Most drinking water treatment projects in resource-constrained contexts focus on microbial contamination. That makes sense, due to its large disease burden and high associated childhood mortality. However, drinking water is also a source of chemical exposure. Saline groundwater, for example, underlies 60 percent of India’s land area, negatively impacting the health of those that drink it, and often leading people to reject what would otherwise be an acceptable source of potable water.
Dr. Natasha Wright, Assistant Professor of Mechanical Engineering at the University of Minnesota in Minneapolis (USA), presents this seminar on academic research that advances engineering science and global development goals in the area of desalination, including field pilots in India and Gaza.
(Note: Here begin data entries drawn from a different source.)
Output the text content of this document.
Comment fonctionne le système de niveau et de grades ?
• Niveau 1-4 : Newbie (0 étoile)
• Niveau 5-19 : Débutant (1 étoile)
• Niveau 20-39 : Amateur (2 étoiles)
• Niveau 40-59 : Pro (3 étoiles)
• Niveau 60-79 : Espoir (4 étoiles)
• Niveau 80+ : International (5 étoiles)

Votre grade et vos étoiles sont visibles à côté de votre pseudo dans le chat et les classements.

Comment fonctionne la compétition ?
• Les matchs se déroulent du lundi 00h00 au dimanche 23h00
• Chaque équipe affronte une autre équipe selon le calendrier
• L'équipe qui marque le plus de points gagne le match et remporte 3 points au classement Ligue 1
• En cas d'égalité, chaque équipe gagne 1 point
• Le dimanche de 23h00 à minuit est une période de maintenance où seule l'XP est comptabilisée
Drawing on learnings from her research, Natasha will highlight two projects in the early stages of the design trajectory. The first is related to the development of brine management strategies for small volume desalination and industrial waste. The second is the treatment of end-stage kidney disease, a diagnosis with an estimated 88 percent mortality rate in Sub-Saharan Africa. Using these examples, the seminar will highlight the process the Wright Lab is exploring to address technical challenges in global development, the group’s initial steps into the world of structured design ethnography, the continued need for innovative interventions for managing chemical contamination of drinking water sources, and how, by going back to the fundamental physics of desalination, the research group has ended up investigating the remarkably similar challenge of treating kidney disease.
E4C’s Seminar Series features academic laboratories researching solutions to meet the United Nation’s Sustainable Development Goals. The world’s cutting edge research deserves a platform with a global audience. Join us for presentations of new findings from investigative teams around the globe each month. And researchers, we welcome your applications to take part in the series. Please send an email to firstname.lastname@example.org.
Dr. Natasha Wright is an Assistant Professor of Mechanical Engineering at the University of Minnesota – Twin Cities. Her research and teaching interests include membrane-based separation processes, desalination, photovoltaic and solar thermal water treatment, design ethnography, and the role of engineering in global development. She completed her PhD in the Global Engineering and Research Lab at Massachusetts Institute of Technology (MIT) in 2018 and developed the semester course Engineering in Development at Tufts University. She was awarded the Lemelson-MIT Award for graduate inventors (2017), was listed on Forbes 30 Under 30 in Energy (2016), and led the team that won the USAID Desal Prize (2015). Natasha received her B.S.M.E. from the University of St. Thomas, St. Paul, MN.
Dr. Jesse Austin-Breneman is an Assistant Professor of Mechanical Engineering at the University of Michigan. He earned his Ph.D. in Mechanical Engineering in 2014 from MIT. He also holds a S.M. in Mechanical Engineering from MIT and a B.S. in Ocean Engineering also from MIT. Previous to his academic career, he worked as a development engineer in Peru, working with rural communities on alternative business opportunities and with local doctors’ groups on medical device development. He also spent two years as a high school mathematics teacher in Boston, MA. He currently is the director of the Global Design Laboratory. The group focuses on developing design processes and support tools to help multi-disciplinary design teams think at a systems-level when performing complex system design tasks. This includes investigating the best way to incorporate system-level interactions between stakeholders in emerging markets into the design decision-making process.